Paternal radiation exposure and leukaemia in offspring: the Ontario case-control study.BMJ 1993; 307 doi: https://doi.org/10.1136/bmj.307.6910.959 (Published 16 October 1993) Cite this as: BMJ 1993;307:959
- J R McLaughlin,
- W D King,
- T W Anderson,
- E A Clarke,
- J P Ashmore
- Division of Epidemiology and Statistics, Ontario Cancer Treatment and Research Foundation, Toronto, Canada.

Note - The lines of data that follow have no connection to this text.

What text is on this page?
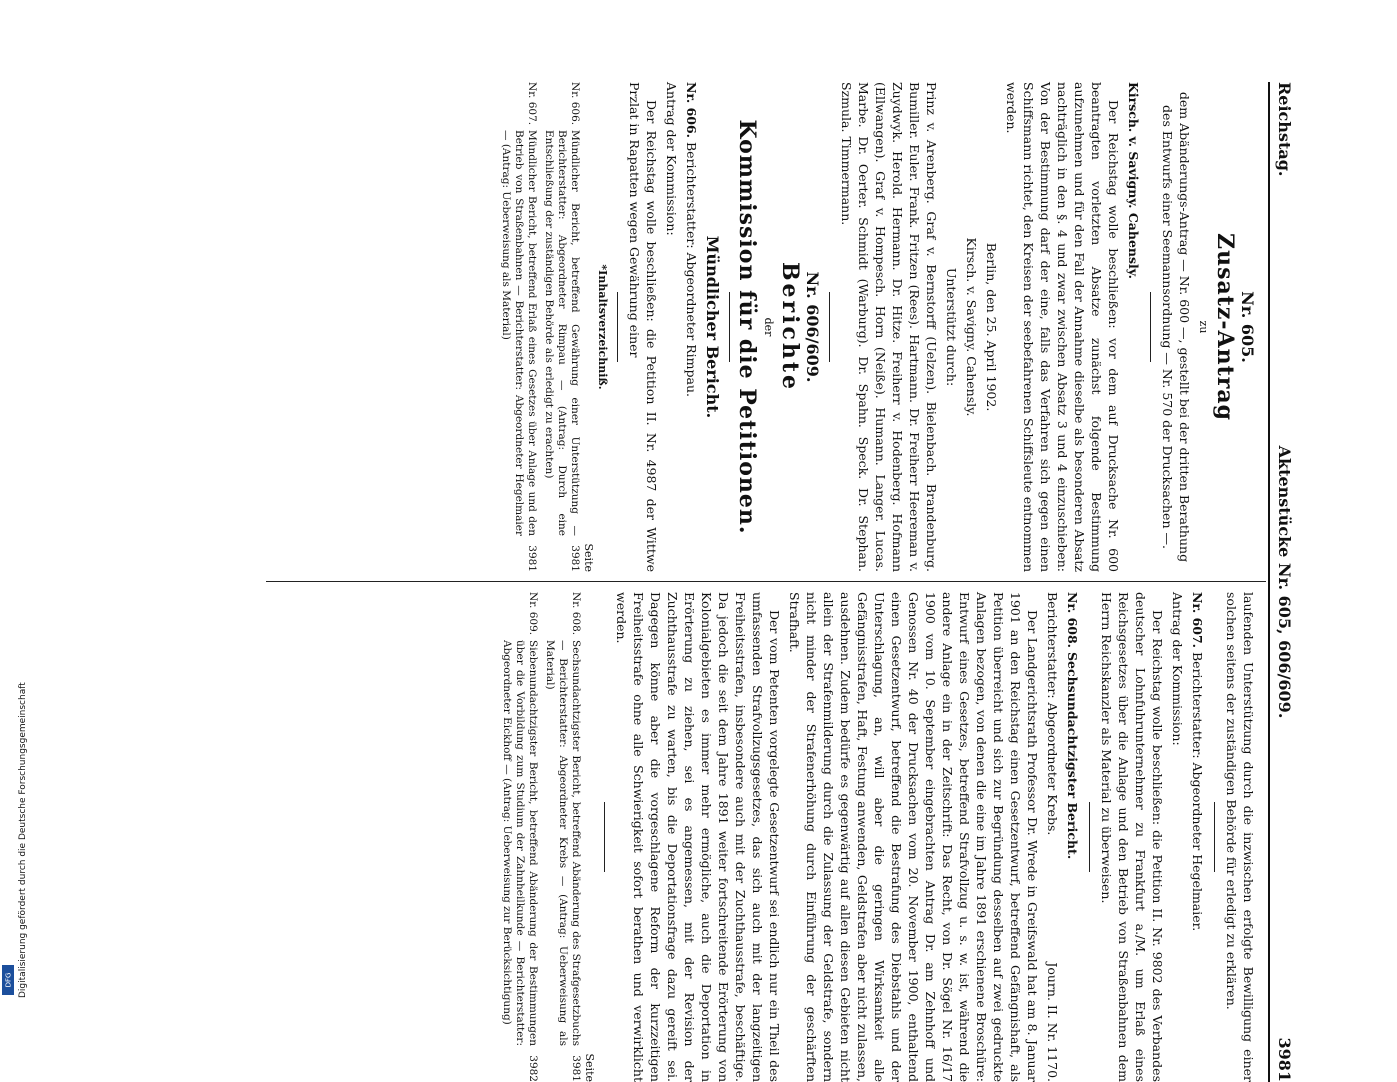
Reichstag.
Aktenstücke Nr. 605, 606/609.
3981
Nr. 605.
Zusatz-Antrag
zu

dem Abänderungs-Antrag — Nr. 600 —, gestellt bei der dritten Berathung des Entwurfs einer Seemannsordnung — Nr. 570 der Drucksachen —.

Kirsch. v. Savigny. Cahensly.

Der Reichstag wolle beschließen: vor dem auf Drucksache Nr. 600 beantragten vorletzten Absatze zunächst folgende Bestimmung aufzunehmen und für den Fall der Annahme dieselbe als besonderen Absatz nachträglich in den §. 4 und zwar zwischen Absatz 3 und 4 einzuschieben: Von der Bestimmung darf der eine, falls das Verfahren sich gegen einen Schiffsmann richtet, den Kreisen der seebefahrenen Schiffsleute entnommen werden.

Berlin, den 25. April 1902.

Kirsch. v. Savigny. Cahensly.

Unterstützt durch:

Prinz v. Arenberg. Graf v. Bernstorff (Uelzen). Bielenbach. Brandenburg. Bumiller. Euler. Frank. Fritzen (Rees). Hartmann. Dr. Freiherr Heereman v. Zuydwyk. Herold. Hermann. Dr. Hitze. Freiherr v. Hodenberg. Hofmann (Ellwangen). Graf v. Hompesch. Horn (Neiße). Humann. Langer. Lucas. Marbe. Dr. Oerter. Schmidt (Warburg). Dr. Spahn. Speck. Dr. Stephan. Szmula. Timmermann.

Nr. 606/609.
Berichte
der
Kommission für die Petitionen.
Mündlicher Bericht.

Nr. 606. Berichterstatter: Abgeordneter Rimpau.

Antrag der Kommission:

Der Reichstag wolle beschließen: die Petition II. Nr. 4987 der Wittwe Przlat in Rapatten wegen Gewährung einer

*Inhaltsverzeichniß.
Seite
Nr. 606.
Mündlicher Bericht, betreffend Gewährung einer Unterstützung — Berichterstatter: Abgeordneter Rimpau — (Antrag: Durch eine Entschließung der zuständigen Behörde als erledigt zu erachten)
3981
Nr. 607.
Mündlicher Bericht, betreffend Erlaß eines Gesetzes über Anlage und den Betrieb von Straßenbahnen — Berichterstatter: Abgeordneter Hegelmaier — (Antrag: Ueberweisung als Material)
3981

laufenden Unterstützung durch die inzwischen erfolgte Bewilligung einer solchen seitens der zuständigen Behörde für erledigt zu erklären.

Nr. 607. Berichterstatter: Abgeordneter Hegelmaier.

Antrag der Kommission:

Der Reichstag wolle beschließen: die Petition II. Nr. 9802 des Verbandes deutscher Lohnfuhrunternehmer zu Frankfurt a./M. um Erlaß eines Reichsgesetzes über die Anlage und den Betrieb von Straßenbahnen dem Herrn Reichskanzler als Material zu überweisen.

Nr. 608. Sechsundachtzigster Bericht.

Berichterstatter: Abgeordneter Krebs.
Journ. II. Nr. 1170.

Der Landgerichtsrath Professor Dr. Wrede in Greifswald hat am 8. Januar 1901 an den Reichstag einen Gesetzentwurf, betreffend Gefängnishaft, als Petition überreicht und sich zur Begründung desselben auf zwei gedruckte Anlagen bezogen, von denen die eine im Jahre 1891 erschienene Broschüre: Entwurf eines Gesetzes, betreffend Strafvollzug u. s. w. ist, während die andere Anlage ein in der Zeitschrift: Das Recht, von Dr. Sögel Nr. 16/17 1900 vom 10. September eingebrachten Antrag Dr. am Zehnhoff und Genossen Nr. 40 der Drucksachen vom 20. November 1900, enthaltend einen Gesetzentwurf, betreffend die Bestrafung des Diebstahls und der Unterschlagung, an, will aber die geringen Wirksamkeit alle Gefängnisstrafen, Haft, Festung anwenden, Geldstrafen aber nicht zulassen, ausdehnen. Zudem bedürfe es gegenwärtig auf allen diesen Gebieten nicht allein der Strafenmilderung durch die Zulassung der Geldstrafe, sondern nicht minder der Strafenerhöhung durch Einführung der geschärften Strafhaft.

Der vom Petenten vorgelegte Gesetzentwurf sei endlich nur ein Theil des umfassenden Strafvollzugsgesetzes, das sich auch mit der langzeitigen Freiheitsstrafen, insbesondere auch mit der Zuchthausstrafe, beschäftige. Da jedoch die seit dem Jahre 1891 weiter fortschreitende Erörterung von Kolonialgebieten es immer mehr ermögliche, auch die Deportation in Erörterung zu ziehen, sei es angemessen, mit der Revision der Zuchthausstrafe zu warten, bis die Deportationsfrage dazu gereift sei. Dagegen könne aber die vorgeschlagene Reform der kurzzeitigen Freiheitsstrafe ohne alle Schwierigkeit sofort berathen und verwirklicht werden.

Seite
Nr. 608.
Sechsundachtzigster Bericht, betreffend Abänderung des Strafgesetzbuchs — Berichterstatter: Abgeordneter Krebs — (Antrag: Ueberweisung als Material)
3981
Nr. 609.
Siebenundachtzigster Bericht, betreffend Abänderung der Bestimmungen über die Vorbildung zum Studium der Zahnheilkunde — Berichterstatter: Abgeordneter Eickhoff — (Antrag: Ueberweisung zur Berücksichtigung)
3982
Digitalisierung gefördert durch die Deutsche Forschungsgemeinschaft
DFG
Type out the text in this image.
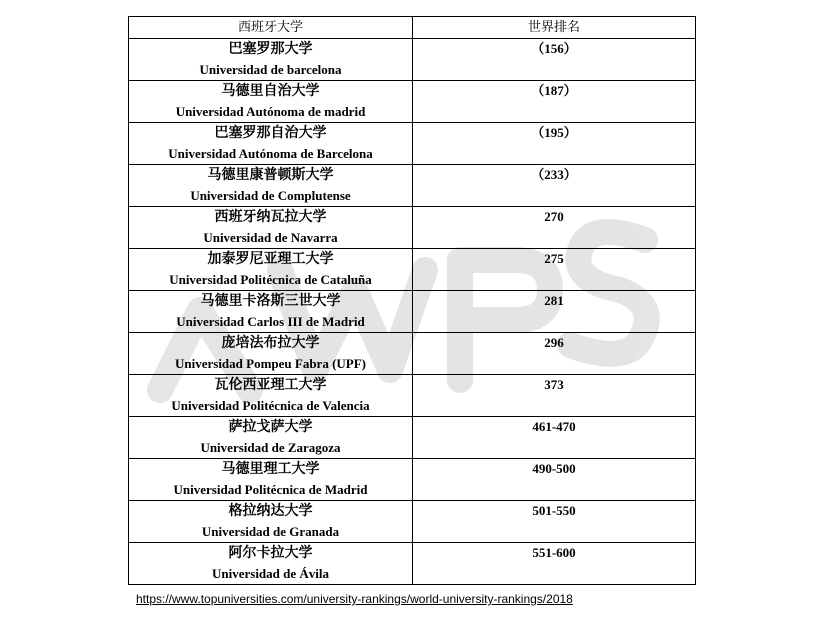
西班牙大学	世界排名

巴塞罗那大学
Universidad de barcelona	（156）

马德里自治大学
Universidad Autónoma de madrid	（187）

巴塞罗那自治大学
Universidad Autónoma de Barcelona	（195）

马德里康普顿斯大学
Universidad de Complutense	（233）

西班牙纳瓦拉大学
Universidad de Navarra	270

加泰罗尼亚理工大学
Universidad Politécnica de Cataluña	275

马德里卡洛斯三世大学
Universidad Carlos III de Madrid	281

庞培法布拉大学
Universidad Pompeu Fabra (UPF)	296

瓦伦西亚理工大学
Universidad Politécnica de Valencia	373

萨拉戈萨大学
Universidad de Zaragoza	461-470

马德里理工大学
Universidad Politécnica de Madrid	490-500

格拉纳达大学
Universidad de Granada	501-550

阿尔卡拉大学
Universidad de Ávila	551-600
https://www.topuniversities.com/university-rankings/world-university-rankings/2018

OBJECTIVES--To test the hypothesis that there is an association between childhood leukaemia and the occupational exposure of fathers to ionising radiation before a child's conception. DESIGN--Case-control study with eight matched controls per case. SETTING--Regions of Ontario, Canada, with an operating nuclear facility. SUBJECTS--Cases were children (age 0-14) who died from or were diagnosed as having leukaemia from 1950 to 1988 and were born to mothers living in the vicinity of an operating nuclear facility. Controls were identified from birth certificates, matched by date of birth and residence at birth. There were 112 cases and 890 controls. MAIN OUTCOME MEASURES--Paternal radiation exposure was determined by a record linkage to the Canadian National Dose Registry. RESULTS--Six fathers of cases and 53 fathers of controls had had a total whole body dose > 0.0 mSv before the child's conception, resulting in an odds ratio of 0.87 (95% confidence interval 0.32 to 2.34). There was no evidence of an increased leukaemia risk in relation to any exposure period (lifetime or six months or three months before conception) or exposure type (total whole body dose, external whole body dose, or tritium dose), except for radon exposure to uranium miners, which had a large odds ratio that was not significantly different from the null value. CONCLUSIONS--The findings of this study in Ontario did not support the hypothesis that childhood leukaemia is associated with the occupational exposure of fathers to ionising radiation before the child's conception.